- Born: Andrew Charles Hughes 6 June 1956 Wythall, England, United Kingdom ^{[citation needed]}
- Died: 28 August 2018 (aged 62) Cairns, Queensland, Australia
- Occupation: police officer

= Andrew Hughes (police officer) =

Australian police chief (1956–2018)

Andrew Charles Hughes (6 June 1956 – 28 August 2018 ) was an Australian police officer of the Australian Federal Police (AFP) who served as the Chief Police Officer (CPO) for the Australian Capital Territory (ACT) and the Head of the United Nations Police Division. The CPO position is similar to the role of Australian Commissioners of Police, that is, the chief executive of the ACT Policing component of the AFP. ACT Policing forms one of the larger operating components of Australia's national policing agency, the Australian Federal Police.

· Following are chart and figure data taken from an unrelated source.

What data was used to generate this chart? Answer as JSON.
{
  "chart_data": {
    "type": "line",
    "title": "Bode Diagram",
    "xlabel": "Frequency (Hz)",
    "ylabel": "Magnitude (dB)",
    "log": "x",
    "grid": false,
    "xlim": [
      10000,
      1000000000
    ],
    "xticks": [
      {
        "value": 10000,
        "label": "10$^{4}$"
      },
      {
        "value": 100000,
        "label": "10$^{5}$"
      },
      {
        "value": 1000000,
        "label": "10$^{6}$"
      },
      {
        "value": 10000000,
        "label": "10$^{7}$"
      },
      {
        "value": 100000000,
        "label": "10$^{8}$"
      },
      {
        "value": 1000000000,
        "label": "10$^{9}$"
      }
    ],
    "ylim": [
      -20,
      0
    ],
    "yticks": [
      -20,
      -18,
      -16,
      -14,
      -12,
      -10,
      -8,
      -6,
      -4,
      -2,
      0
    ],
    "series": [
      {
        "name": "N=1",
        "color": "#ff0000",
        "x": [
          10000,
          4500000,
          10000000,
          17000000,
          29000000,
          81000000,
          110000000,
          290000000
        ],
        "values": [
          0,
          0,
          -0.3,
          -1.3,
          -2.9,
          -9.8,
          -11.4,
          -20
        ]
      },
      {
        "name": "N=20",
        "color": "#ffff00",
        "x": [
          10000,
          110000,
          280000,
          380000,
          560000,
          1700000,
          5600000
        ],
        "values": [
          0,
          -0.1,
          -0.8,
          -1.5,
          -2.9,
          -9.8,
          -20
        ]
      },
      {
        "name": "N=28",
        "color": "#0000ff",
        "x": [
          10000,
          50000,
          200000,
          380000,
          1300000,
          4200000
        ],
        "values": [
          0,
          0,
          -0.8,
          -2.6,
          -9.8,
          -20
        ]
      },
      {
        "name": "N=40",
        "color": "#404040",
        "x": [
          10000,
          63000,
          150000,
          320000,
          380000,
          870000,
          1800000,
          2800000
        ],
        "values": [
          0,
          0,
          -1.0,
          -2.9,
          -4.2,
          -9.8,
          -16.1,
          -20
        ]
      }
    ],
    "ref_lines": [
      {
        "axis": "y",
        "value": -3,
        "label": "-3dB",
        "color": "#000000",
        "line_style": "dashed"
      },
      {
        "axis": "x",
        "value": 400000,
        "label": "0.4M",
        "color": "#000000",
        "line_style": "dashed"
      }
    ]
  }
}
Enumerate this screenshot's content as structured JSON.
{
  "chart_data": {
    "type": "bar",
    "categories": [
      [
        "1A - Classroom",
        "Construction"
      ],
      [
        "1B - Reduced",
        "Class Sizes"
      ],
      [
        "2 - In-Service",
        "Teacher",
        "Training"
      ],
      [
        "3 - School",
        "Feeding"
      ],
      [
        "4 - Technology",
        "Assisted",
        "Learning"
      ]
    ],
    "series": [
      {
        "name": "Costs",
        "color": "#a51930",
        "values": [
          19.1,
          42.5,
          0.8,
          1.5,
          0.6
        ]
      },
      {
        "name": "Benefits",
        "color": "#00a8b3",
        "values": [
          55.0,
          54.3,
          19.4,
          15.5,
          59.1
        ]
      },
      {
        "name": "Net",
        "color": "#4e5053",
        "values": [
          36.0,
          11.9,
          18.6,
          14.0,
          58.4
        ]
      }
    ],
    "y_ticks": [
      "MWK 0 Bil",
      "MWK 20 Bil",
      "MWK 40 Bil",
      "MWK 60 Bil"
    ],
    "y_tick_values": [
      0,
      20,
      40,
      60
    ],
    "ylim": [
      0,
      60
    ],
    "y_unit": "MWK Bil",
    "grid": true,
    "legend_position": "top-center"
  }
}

He was also Commissioner of Police in Fiji from 2003 to 2006. Hughes died of bowel cancer in 2018, aged 62.

==Early Australian Federal Police career==
Hughes served as an Assistant Commissioner of the AFP, holding the position of Deputy Chief Police Officer of the Australian Capital Territory. Prior to this appointment, Hughes was the General Manager of International and Federal Operations.

== Fijian Police Commissioner ==
The AFP nominated Hughes for the role of Fiji Commissioner of Police following a request by the Fijian Constitutional Officers Committee. Under the Fijian constitution, the office of Police Commissioner need not be held by a citizen, and in the wake of the Fiji coup of 2000, in which the elected government of Prime Minister Mahendra Chaudhry was deposed, it was thought that a non-citizen would be better able to present an image of fairness and impartiality in the prosecution of coup-related cases. His predecessor, Isikia Savua, had been accused by the former President, Ratu Sir Kamisese Mara, of complicity in it. Ratu Sir Kamisese resigned (allegedly under pressure from the military and police) in the midst of the coup.

Since 2003, Hughes vigorously pursued investigations against high-profile citizens in connection with the events of 2000. His targets included chiefs and politicians, including some government Ministers. His relationship with the government was at times strained, and he periodically clashed with the Home Affairs Minister, Josefa Vosanibola. His areas of disagreement with the government included the controversial Reconciliation, Tolerance, and Unity Bill, which proposed to establish a Commission empowered to compensate victims and pardon perpetrators of the coup; Hughes expressed serious reservations about the amnesty provisions. He also opposed government attempts to cap expenditure by the police and the Military.

Hughes announced on 16 February 2006 that with his term due to expire in 2007, he would stay on if requested. Otherwise, there were four senior officers, all Fiji citizens, who were qualified to succeed him, Fiji Television quoted him as saying. On 22 March, Prime Minister Laisenia Qarase told Radio Sargam, which is affiliated to the Fiji Village news service, that he hoped Hughes would stay on. "I would be the first person to support the continuation of his contract because he has done an excellent job and on top of that he hasn't finished the job, he's done a lot but there's still a lot to be done. I'd like to see the same person carrying on to complete what he intends to do. It is all to the best interest of Fiji and the population," Qarase said.

Hughes criticised the Fijian military throughout the later part of 2006, as the already-strained relations between the government and the military deteriorated further. The military demanded that he be sacked by the Government. Qarase promised on 30 November 2006 to take the military's concerns into account when deciding whether to renew his position. This and other concessions failed to prevent the military coup which deposed the government on 5 December 2006. The next day, according to the Fiji Live news service, the military junta announced that it had dismissed Hughes from office, citing "dereliction of duty".

In November 2006, it was revealed that Hughes and his family had received death threats. Hughes' family left Fiji after the police received threats relating to the security of his family (wife and 2 sons). Hughes himself followed soon after.

On 29 January 2007, the Fijian Military prevented the possible sale of a launch owned by Hughes. Maintenance personnel hired by Hughes were also prevented from attending to the craft, berthed at the Royal Suva Yacht Club. The Military ordered an inquiry into the vessel.

==Career post 2007==
On 9 August 2007, Ban Ki-moon, the Secretary General of the United Nations, announced Andrew Hughes' appointment as Police Advisor to the UN. This role placed Hughes at the head of UN Police Peacekeeping.

==Death==
Hughes passed away in Cairns in 2018 due to bowel cancer.